‘‘To date, DOC has performed close to 26,000 COVID-19 tests for a current custody population of fewer than 6,600 people,’’ a DOC spokesman said in an emailed statement to the station. ‘‘Department-wide universal testing is under way for inmates, patients, and direct custody staff at all facilities.’’
Massachusetts began offering vaccines to prisons and residential congregate care settings such as nursing homes and homeless shelters in January 2021. Since then, over 4,300 prisoners, pre-trial detainees, and staff have been vaccinated. The majority of those vaccinations (3,500) were administered by DOC.

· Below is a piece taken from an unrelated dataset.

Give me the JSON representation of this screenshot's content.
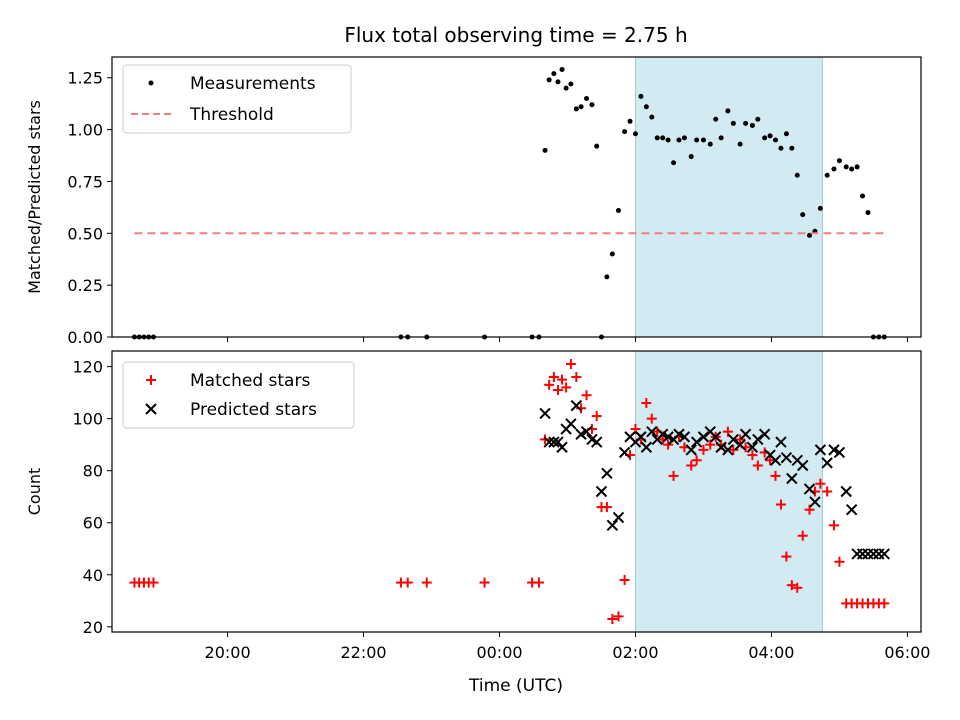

Prisoners and detainees, however, appear to be skeptical about the safety of the vaccine. DOC says that about 22% of prisoners refused the shot. Norfolk County Sheriff Patrick McDermott said only about 30% of the detainees in his jail accepted the vaccination.
“Some inmates are refusing and guards are too,” said an inmate who emailed WBUR News. “Most of them do not trust the fact that the vaccine has not been tried, and tested, and will not take it until they are forced to.”
DOC made a compelling offer to push prisoners to agree to COVID vaccination: it offered a week in good time credits if prisoners read and watched educational materials about the Moderna vaccine and took both doses of it. After WBUR News published a report about the incentive, the Executive Office of Public Safety and Security said the good time credits would not be offered.
“When the Governor’s office became aware of the memo, the decision was made to rescind it because the memo is not consistent with the Administration’s policies regarding reduced prison terms,” said spokesperson Jake Dark.
As of mid-March, 3,013 Massachusetts prisoners had been infected with the coronavirus and 20 had died, according to statistics compiled by The Marshall Project. That does not include the deaths of two men who died after being granted medical parole. Two pretrial detainees have died from COVID-19 in Massachusetts jails.